Strategy to Build a Transshipment Port as a Catalyst to Achieving Critical Mass for Sabah’s Economic Growth

  •  Ngui Min Fui Tom    


Digital transformation has led to a new era of port development at an unprecedented pace. China represents a large percentage of total global trades, navigating the maritime silk-road to various global and regional ports. In Malaysia, the lack of concrete justifications for the issue of transhipment port strategy leads to a debatable framework. Hence, the aim of the paper is to critically discuss the strategy to build a transhipment port as a catalyst to achieving critical mass for economic growth in Sabah. The study draws heavily on existing literature on the theoretical evidence and the possible factors that shape strategy to build transshipment port in Sabah. Based on reviewed literature, various resultant strategies adopted to stand for their interest are discussed.

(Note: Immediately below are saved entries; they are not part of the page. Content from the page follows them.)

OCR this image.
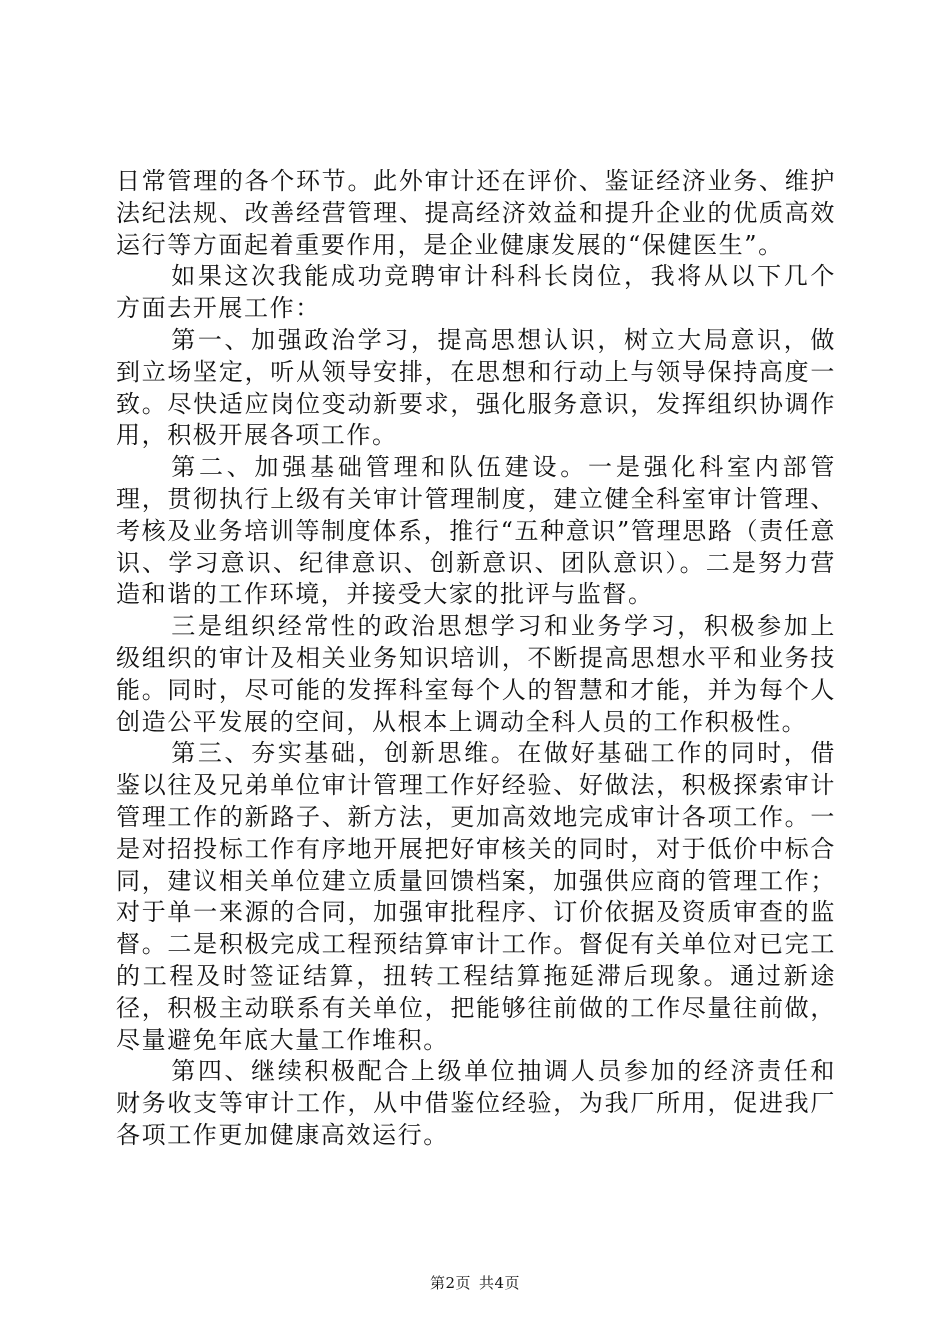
日常管理的各个环节。此外审计还在评价、鉴证经济业务、维护法纪法规、改善经营管理、提高经济效益和提升企业的优质高效运行等方面起着重要作用，是企业健康发展的“保健医生”。

如果这次我能成功竞聘审计科科长岗位，我将从以下几个方面去开展工作：

第一、加强政治学习，提高思想认识，树立大局意识，做到立场坚定，听从领导安排，在思想和行动上与领导保持高度一致。尽快适应岗位变动新要求，强化服务意识，发挥组织协调作用，积极开展各项工作。

第二、加强基础管理和队伍建设。一是强化科室内部管理，贯彻执行上级有关审计管理制度，建立健全科室审计管理、考核及业务培训等制度体系，推行“五种意识”管理思路（责任意识、学习意识、纪律意识、创新意识、团队意识）。二是努力营造和谐的工作环境，并接受大家的批评与监督。

三是组织经常性的政治思想学习和业务学习，积极参加上级组织的审计及相关业务知识培训，不断提高思想水平和业务技能。同时，尽可能的发挥科室每个人的智慧和才能，并为每个人创造公平发展的空间，从根本上调动全科人员的工作积极性。

第三、夯实基础，创新思维。在做好基础工作的同时，借鉴以往及兄弟单位审计管理工作好经验、好做法，积极探索审计管理工作的新路子、新方法，更加高效地完成审计各项工作。一是对招投标工作有序地开展把好审核关的同时，对于低价中标合同，建议相关单位建立质量回馈档案，加强供应商的管理工作；对于单一来源的合同，加强审批程序、订价依据及资质审查的监督。二是积极完成工程预结算审计工作。督促有关单位对已完工的工程及时签证结算，扭转工程结算拖延滞后现象。通过新途径，积极主动联系有关单位，把能够往前做的工作尽量往前做，尽量避免年底大量工作堆积。

第四、继续积极配合上级单位抽调人员参加的经济责任和财务收支等审计工作，从中借鉴位经验，为我厂所用，促进我厂各项工作更加健康高效运行。

第2页 共4页
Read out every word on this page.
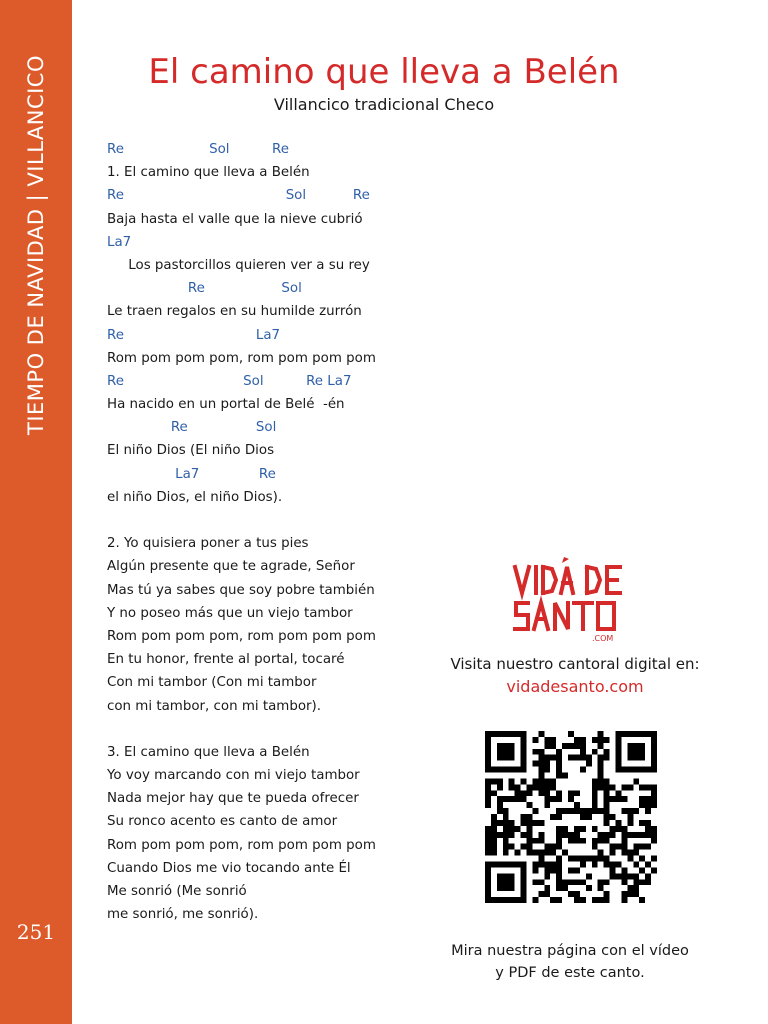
TIEMPO DE NAVIDAD | VILLANCICO
251
El camino que lleva a Belén
Villancico tradicional Checo
Re                    Sol          Re
1. El camino que lleva a Belén
Re                                      Sol           Re
Baja hasta el valle que la nieve cubrió
La7
Los pastorcillos quieren ver a su rey
Re                  Sol
Le traen regalos en su humilde zurrón
Re                               La7
Rom pom pom pom, rom pom pom pom
Re                            Sol          Re La7
Ha nacido en un portal de Belé  -én
Re                Sol
El niño Dios (El niño Dios
La7              Re
el niño Dios, el niño Dios).
2. Yo quisiera poner a tus pies
Algún presente que te agrade, Señor
Mas tú ya sabes que soy pobre también
Y no poseo más que un viejo tambor
Rom pom pom pom, rom pom pom pom
En tu honor, frente al portal, tocaré
Con mi tambor (Con mi tambor
con mi tambor, con mi tambor).
3. El camino que lleva a Belén
Yo voy marcando con mi viejo tambor
Nada mejor hay que te pueda ofrecer
Su ronco acento es canto de amor
Rom pom pom pom, rom pom pom pom
Cuando Dios me vio tocando ante Él
Me sonrió (Me sonrió
me sonrió, me sonrió).
.COM
Visita nuestro cantoral digital en:
vidadesanto.com
Mira nuestra página con el vídeo
y PDF de este canto.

In this way, this paper provides not only theoretical insights, but also strategically guides managers of organisations in Sabah, government, and businesses values towards building a transshipment port in Sabah to effectively retire cabotage policy to reduce cost, enhance port throughput, develop hinterland for critical mass, enhance ports-economic clusters connectivity, eliminate capacity bottleneck, unlock natural resources export potential, align port service towards regional port users’ needs and to give regional port powers a run for their money.